Besides a single quarterly earnings beat, there are many things investor like. Netflix can appeal to both defensive and offensive investors.

1/ a stable positive FCF

For several quarters in a row, Netflix has delivered $1.5bn+ FCF/qtr, and expects 2024 FCF to be ~$6bn. Positive FCF is crucially important in today’s high-interest rate environment.

Btw, Netflix doesn’t need massive capex and doesn’t worry about utilization etc.
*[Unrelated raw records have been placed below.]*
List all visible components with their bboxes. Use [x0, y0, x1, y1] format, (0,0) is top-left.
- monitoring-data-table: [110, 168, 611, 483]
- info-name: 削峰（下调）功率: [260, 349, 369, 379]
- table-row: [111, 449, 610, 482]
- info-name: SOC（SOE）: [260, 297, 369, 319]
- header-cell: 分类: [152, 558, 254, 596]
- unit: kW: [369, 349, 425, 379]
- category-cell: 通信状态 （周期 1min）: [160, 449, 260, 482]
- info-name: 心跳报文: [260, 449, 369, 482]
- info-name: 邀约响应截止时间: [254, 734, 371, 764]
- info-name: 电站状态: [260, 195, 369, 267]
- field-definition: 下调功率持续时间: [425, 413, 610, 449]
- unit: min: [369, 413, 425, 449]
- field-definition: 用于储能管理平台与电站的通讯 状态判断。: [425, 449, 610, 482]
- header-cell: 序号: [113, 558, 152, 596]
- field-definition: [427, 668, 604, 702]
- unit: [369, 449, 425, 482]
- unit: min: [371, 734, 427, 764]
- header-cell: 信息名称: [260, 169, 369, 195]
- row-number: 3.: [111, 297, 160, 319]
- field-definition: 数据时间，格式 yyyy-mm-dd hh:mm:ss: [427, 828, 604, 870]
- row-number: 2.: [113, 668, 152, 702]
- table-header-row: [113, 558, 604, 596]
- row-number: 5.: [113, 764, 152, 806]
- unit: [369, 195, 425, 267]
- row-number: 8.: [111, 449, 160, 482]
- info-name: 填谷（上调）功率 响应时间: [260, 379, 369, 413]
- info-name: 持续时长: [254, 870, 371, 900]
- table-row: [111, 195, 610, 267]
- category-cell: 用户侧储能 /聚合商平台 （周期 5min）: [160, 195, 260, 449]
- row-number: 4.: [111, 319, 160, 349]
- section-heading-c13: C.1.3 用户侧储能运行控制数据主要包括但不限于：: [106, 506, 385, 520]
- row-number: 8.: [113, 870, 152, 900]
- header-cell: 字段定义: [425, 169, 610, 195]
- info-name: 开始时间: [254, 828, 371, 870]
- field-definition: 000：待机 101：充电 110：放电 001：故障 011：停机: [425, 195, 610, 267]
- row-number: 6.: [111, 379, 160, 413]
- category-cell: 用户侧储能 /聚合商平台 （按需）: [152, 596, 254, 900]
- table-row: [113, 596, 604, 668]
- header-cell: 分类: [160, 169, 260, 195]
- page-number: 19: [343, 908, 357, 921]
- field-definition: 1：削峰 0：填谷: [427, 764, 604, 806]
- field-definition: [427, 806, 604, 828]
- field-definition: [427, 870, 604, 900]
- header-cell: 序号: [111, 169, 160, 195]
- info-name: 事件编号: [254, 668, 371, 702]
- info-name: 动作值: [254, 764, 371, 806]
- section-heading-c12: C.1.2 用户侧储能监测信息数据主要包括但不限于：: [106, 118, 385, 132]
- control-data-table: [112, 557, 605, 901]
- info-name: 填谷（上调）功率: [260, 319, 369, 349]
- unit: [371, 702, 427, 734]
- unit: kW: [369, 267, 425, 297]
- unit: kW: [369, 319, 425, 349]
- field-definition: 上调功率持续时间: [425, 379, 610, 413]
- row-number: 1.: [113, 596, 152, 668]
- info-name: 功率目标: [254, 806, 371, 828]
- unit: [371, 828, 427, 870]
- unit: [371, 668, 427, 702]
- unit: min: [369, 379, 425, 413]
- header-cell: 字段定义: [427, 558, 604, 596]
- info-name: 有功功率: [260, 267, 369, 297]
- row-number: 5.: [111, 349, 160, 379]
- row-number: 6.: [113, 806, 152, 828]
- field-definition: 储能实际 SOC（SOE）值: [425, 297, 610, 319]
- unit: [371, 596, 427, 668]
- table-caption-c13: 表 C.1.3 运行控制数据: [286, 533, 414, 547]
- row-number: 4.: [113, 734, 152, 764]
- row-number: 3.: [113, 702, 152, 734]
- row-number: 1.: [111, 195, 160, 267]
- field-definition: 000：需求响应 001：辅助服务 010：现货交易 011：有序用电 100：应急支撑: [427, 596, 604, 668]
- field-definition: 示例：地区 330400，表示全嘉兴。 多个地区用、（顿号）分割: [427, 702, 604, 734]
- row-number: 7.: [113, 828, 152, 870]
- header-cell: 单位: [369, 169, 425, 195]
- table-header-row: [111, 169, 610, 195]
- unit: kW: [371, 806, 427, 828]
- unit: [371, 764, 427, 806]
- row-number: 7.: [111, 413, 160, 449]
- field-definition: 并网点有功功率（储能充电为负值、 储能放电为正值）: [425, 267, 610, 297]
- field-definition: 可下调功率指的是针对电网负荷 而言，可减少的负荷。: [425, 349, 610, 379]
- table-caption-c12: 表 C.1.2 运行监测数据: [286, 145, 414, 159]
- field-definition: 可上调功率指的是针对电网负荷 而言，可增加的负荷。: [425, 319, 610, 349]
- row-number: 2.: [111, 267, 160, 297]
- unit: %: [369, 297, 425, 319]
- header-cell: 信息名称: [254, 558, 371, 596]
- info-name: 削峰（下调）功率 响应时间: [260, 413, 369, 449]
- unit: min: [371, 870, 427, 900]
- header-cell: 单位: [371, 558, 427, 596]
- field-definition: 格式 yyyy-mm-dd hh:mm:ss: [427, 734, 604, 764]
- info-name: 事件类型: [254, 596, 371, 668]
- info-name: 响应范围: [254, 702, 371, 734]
However, Netflix does need to spend on contents.

This FCF is built upon a $17bn cash spend budget on content for 2024.

If not for the $1B in delayed spending due to the WGA and SAG-AFTRA strikes, 2024 FCF should be $7bn.

$7bn with 4-5% required fcf yield implies a $140-175bn market cap, which was where Netflix was trading at in 2023.

2/ growing TAM

Investors like an expanding TAM – like Amazon’s flying wheel model.

Internationalization was the first step: 2012 Netflix had <5mn paid subscriptions (incl. Canada).

By the end of 2023 (in 11 years), Netflix has ~180mn paid members outside of US & Canada – a more than 36-fold increase.

Now, Netflix has pretty interesting upside in non-video streaming businesses: such as ads and gaming.

“It’s a $600B+ opportunity revenue market across pay TV, film, games and
branded advertising — and today Netflix accounts for only roughly 5% of that addressable market”

2023q4 Netflix letter to shareholders

3/ Shareholder return

2023Q1 buyback: $400mn

2023Q2 buyback: $645mn

2023Q3 buyback: $2.5bn

2023Q4 buyback: $2.5bn

Its capital allocation strategy:

The first priority for our cash is to reinvest in our core business
and to fund new opportunities like gaming and ads, followed by selective acquisitions;

Target maintaining minimum cash equivalent to roughly two months of revenue (e.g., about $5.4B based on Q1 revenue).

After meeting those needs, we anticipate returning cash to stockholders through share repurchases.